Юрий Шушкевич - "Вексель Судьбы" (книга первая)
Я по-прежнему горжусь тем, что достаточно много сделал для советско-германского сближения в 1938-1939 годах, отправляя в Москву шифровки о настроениях в руководстве Рейха. Моя информация была весьма высокого уровня, я черпал её, в частности, из бесед со Шпеером, вращавшимся в ближнем круге Гитлера, с которым мне ещё при жизни отца удалось познакомиться в архитектурной мастерской Трооста, или из разговоров с рейхсмаршалом авиации Герингом, который полюбил наведываться в мой салон, находившийся по соседству с его министерством, в поисках редких картин и старой бронзы. Я истово верил, что если между СССР и Германией не случится войны, то эти прекрасные ростки нового в моей стране со временем обязательно разовьются в прочное древо здорового, наполненного творческим началом и внутренней красотой грядущего бытия.

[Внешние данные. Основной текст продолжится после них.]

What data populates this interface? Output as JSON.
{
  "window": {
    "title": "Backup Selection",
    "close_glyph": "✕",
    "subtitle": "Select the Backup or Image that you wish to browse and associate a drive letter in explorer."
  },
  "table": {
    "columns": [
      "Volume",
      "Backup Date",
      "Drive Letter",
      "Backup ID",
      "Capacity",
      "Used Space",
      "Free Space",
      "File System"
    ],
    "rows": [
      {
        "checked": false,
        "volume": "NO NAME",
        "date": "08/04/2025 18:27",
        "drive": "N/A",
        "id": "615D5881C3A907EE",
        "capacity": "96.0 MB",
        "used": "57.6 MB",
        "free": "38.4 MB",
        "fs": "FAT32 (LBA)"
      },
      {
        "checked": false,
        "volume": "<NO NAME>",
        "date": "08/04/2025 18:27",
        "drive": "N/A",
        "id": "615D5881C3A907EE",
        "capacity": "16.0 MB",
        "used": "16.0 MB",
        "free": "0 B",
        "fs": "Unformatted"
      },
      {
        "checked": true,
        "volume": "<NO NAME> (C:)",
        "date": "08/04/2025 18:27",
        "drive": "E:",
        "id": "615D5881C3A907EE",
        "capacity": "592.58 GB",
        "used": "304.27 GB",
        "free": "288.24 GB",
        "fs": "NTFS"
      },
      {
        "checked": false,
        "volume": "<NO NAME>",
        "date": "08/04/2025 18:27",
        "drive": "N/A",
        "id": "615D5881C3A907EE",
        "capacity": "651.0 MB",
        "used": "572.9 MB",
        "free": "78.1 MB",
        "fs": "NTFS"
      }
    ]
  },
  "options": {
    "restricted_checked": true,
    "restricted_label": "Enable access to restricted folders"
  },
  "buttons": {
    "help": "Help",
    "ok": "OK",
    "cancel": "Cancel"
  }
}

В силу этой причины нападение Германии на СССР явилось для меня не просто знаком вероломства и предстоящих невиданных утрат, а прежде всего оскорблением моих самых глубоких и искренних ожиданий. В отличие от других, я мало следил за положением дел на фронтах, меня гораздо больше интересовало, как поведёт себя русский народ в час испытаний. Я скупал и прочитывал все немецкие и шведские газеты, слушал английское и московское радио и даже специально заходил в различные бары и кафе, чтобы не пропустить возможность пообщаться с кем-нибудь из немецких офицеров, которые могли иметь отношение в восточному фронту и поведать что-то важное для меня. Мне было необходимо знать, не произойдёт ли с народом в России та страшная метаморфоза, что надломила его в минувшую войну, и не загаснет ли в нём ещё не успевший набрать силу огонь веры в свою лучшую судьбу -- хотя с каждым днём войны я всё отчётливее начинал понимать, что скорее всего, все эти "огни" и "ростки" -- не более чем выдумки моей погибающей души, не выдержавшей столкновения с рациональностью и цинизмом западного мира.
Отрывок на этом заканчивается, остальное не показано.